Schwamendingen teste un système d’attribution des logements basé sur des critères culturels

Un nouveau complexe immobilier comprenant 154 logements coopératifs doit voir le jour dans la Wallisellenstrasse, à Zurich-Schwamendingen. Ce cas illustre à quel point il peut être délicat de concilier logements abordables, identité culturelle et règles d'attribution sur un marché tendu.

juin 2026

À Zurich-Schwamendingen, un nouveau projet immobilier coopératif inhabituel se profile. Sur la Wallisellenstrasse, la coopérative de construction Zentralstrasse souhaite remplacer son lotissement actuel et porter le nombre d’appartements de 76 aujourd’hui à 154. Le site est déjà considéré comme temporaire jusqu’à la construction du nouveau bâtiment. Ce qui fait débat, ce n’est pas tant la densification urbaine que la question de savoir dans quelle mesure un tel projet peut lier l’attribution des logements à une communauté culturelle.

L’objectif du projet est double : créer davantage de logements abordables et offrir un lieu fixe à la diaspora rhéto-romane de Zurich. L’« Ambassada Rumantscha Turitg » est une association déjà existante qui devrait servir de point d’ancrage culturel. Les informations accessibles au public indiquent que le quartier de la Wallisellenstrasse est de toute façon sur le point de connaître des bouleversements majeurs. La ville de Zurich considère depuis longtemps cette zone comme un espace de développement situé entre Oerlikon et Schwamendingen.

Une densification accompagnée d’une question délicate
Du point de vue du secteur immobilier, le projet constitue dans un premier temps une reconstruction de remplacement typique : ancien parc immobilier, densité plus élevée, davantage de logements, de nouveaux espaces ouverts et un concept d’urbanisation plus viable à long terme. À Schwamendingen, cette transformation est visible depuis des années. Avec la revalorisation du quartier autour de l’Überlandpark et de la Wallisellenstrasse, la pression sur les anciens parcs immobiliers abordables s’accentue encore davantage. C’est précisément pour cette raison que la logique sociale de la location devient la véritable pierre de touche.

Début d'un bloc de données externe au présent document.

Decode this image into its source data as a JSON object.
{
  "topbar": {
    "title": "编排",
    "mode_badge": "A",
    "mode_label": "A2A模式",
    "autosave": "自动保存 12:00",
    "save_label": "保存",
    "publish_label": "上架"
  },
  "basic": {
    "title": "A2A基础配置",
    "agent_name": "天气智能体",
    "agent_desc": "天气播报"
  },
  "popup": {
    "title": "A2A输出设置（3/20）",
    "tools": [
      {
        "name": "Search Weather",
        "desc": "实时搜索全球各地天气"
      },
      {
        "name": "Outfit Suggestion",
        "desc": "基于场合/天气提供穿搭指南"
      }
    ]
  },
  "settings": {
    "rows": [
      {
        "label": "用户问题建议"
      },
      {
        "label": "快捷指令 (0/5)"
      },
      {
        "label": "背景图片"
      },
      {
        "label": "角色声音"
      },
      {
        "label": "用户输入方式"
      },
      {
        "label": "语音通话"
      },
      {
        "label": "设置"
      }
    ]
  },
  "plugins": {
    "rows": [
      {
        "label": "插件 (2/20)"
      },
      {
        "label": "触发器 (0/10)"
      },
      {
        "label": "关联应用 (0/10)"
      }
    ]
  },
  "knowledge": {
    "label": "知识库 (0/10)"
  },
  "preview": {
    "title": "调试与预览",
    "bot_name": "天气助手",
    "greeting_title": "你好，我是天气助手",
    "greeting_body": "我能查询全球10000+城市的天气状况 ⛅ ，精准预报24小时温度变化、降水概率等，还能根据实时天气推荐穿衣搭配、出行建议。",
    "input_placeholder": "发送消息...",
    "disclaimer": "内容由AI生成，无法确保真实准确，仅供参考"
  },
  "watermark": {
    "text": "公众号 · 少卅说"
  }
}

La question fait débat : faut-il dans un premier temps publier les annonces de location en romanche afin de les diffuser de manière ciblée au sein de la communauté rhéto-romane ? Une telle présélection serait délicate tant sur le plan politique qu’en matière de politique du logement. Les coopératives sont autorisées à affiner leur profil et à utiliser les espaces communs conformément à leur programme. Cependant, plus le marché est tendu, plus on vérifie minutieusement si un nouveau projet immobilier d’utilité publique est attribué de manière ouverte, transparente et conforme à la mission de promotion.

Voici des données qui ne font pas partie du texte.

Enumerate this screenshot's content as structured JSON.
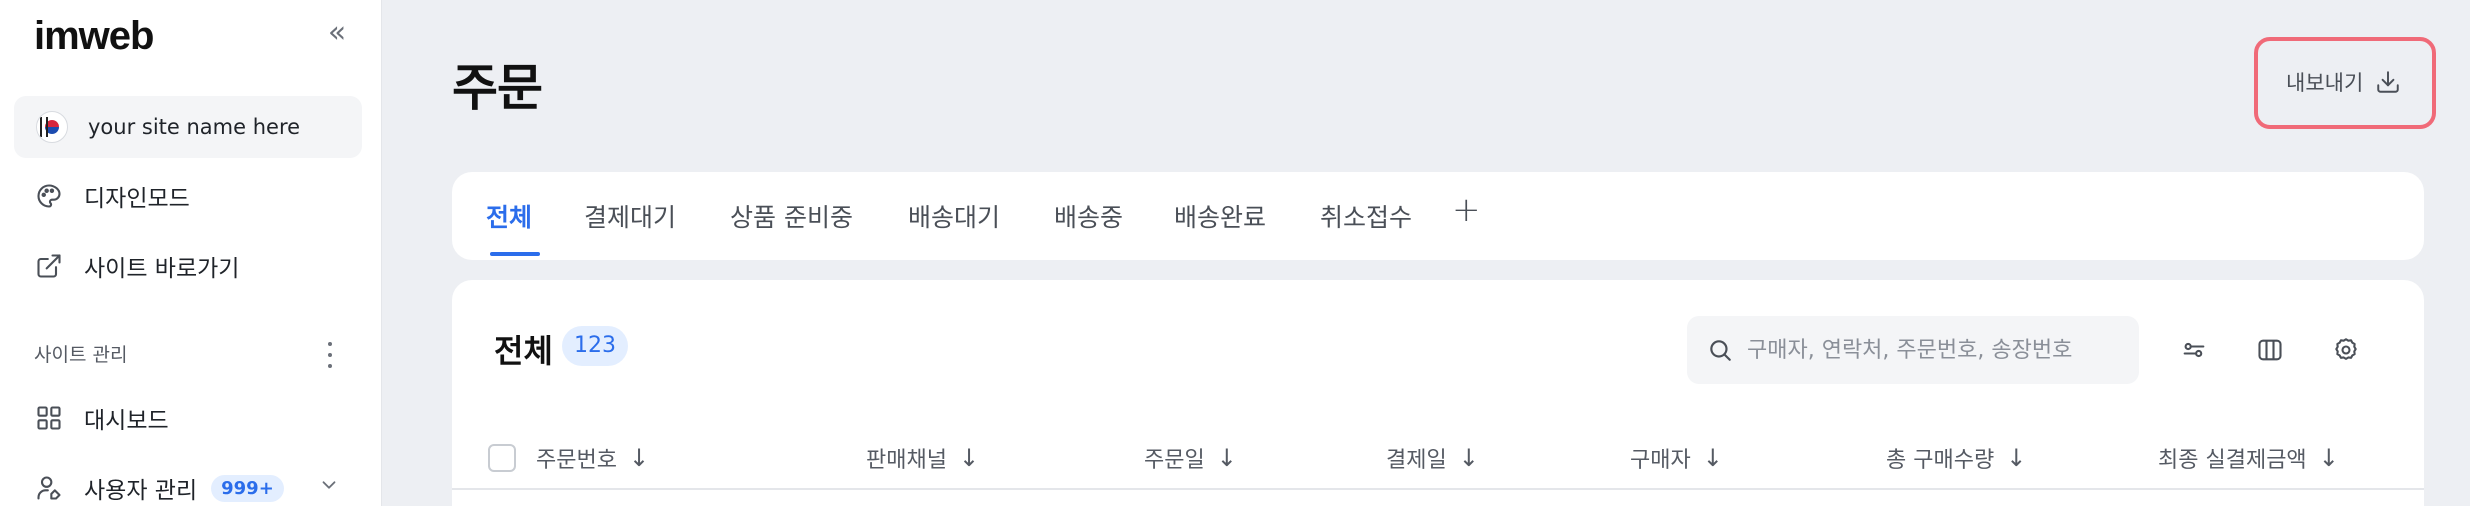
{
  "sidebar": {
    "logo": "imweb",
    "collapse_icon": "chevrons-left-icon",
    "site_name": "your site name here",
    "items": [
      {
        "label": "디자인모드",
        "icon": "palette-icon"
      },
      {
        "label": "사이트 바로가기",
        "icon": "external-link-icon"
      }
    ],
    "section_label": "사이트 관리",
    "section_items": [
      {
        "label": "대시보드",
        "icon": "grid-icon"
      },
      {
        "label": "사용자 관리",
        "icon": "user-edit-icon",
        "badge": "999+"
      }
    ]
  },
  "header": {
    "title": "주문",
    "export_label": "내보내기",
    "export_icon": "download-icon"
  },
  "tabs": [
    {
      "label": "전체",
      "active": true
    },
    {
      "label": "결제대기"
    },
    {
      "label": "상품 준비중"
    },
    {
      "label": "배송대기"
    },
    {
      "label": "배송중"
    },
    {
      "label": "배송완료"
    },
    {
      "label": "취소접수"
    }
  ],
  "tab_add_label": "+",
  "list": {
    "title": "전체",
    "count": "123",
    "search_placeholder": "구매자, 연락처, 주문번호, 송장번호",
    "toolbar_icons": [
      "filter-icon",
      "columns-icon",
      "settings-icon"
    ],
    "columns": [
      "주문번호",
      "판매채널",
      "주문일",
      "결제일",
      "구매자",
      "총 구매수량",
      "최종 실결제금액"
    ],
    "sort_arrow": "↓"
  },
  "colors": {
    "accent": "#2B6DEB",
    "highlight_border": "#F06A78",
    "background": "#EDEFF3"
  }
}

Le site s’inscrit depuis longtemps dans un vaste projet de réaménagement
. Quant à l’emplacement lui-même, le projet s’inscrit dans une évolution bien connue. Le plan d’urbanisme de la ville prévoit depuis des années une profonde transformation architecturale de la Wallisellenstrasse. Parallèlement, les documents de la coopérative indiquent que le lotissement de la Wallisellenstrasse Sud n’est plus exploité que pour une durée limitée, jusqu’à la construction du nouveau bâtiment de remplacement. Cela laisse penser que la rénovation est bel et bien en cours de préparation, même si, d’après les informations accessibles au public, aucune décision définitive n’a encore été prise concernant le calendrier, les procédures d’autorisation et les règles de location définitives.

Schwamendingen devient ainsi un cas d’essai concret. Ce projet peut montrer comment il est possible de concilier infrastructure culturelle et logement d’utilité publique sans susciter de soupçons quant à des pratiques d’attribution fermées. Pour Zurich, il s’agit de bien plus qu’une question de niche. Sur un marché où la pénurie de logements est chronique, on attend non seulement des logements supplémentaires, mais aussi de la transparence quant à savoir qui en bénéficiera au final.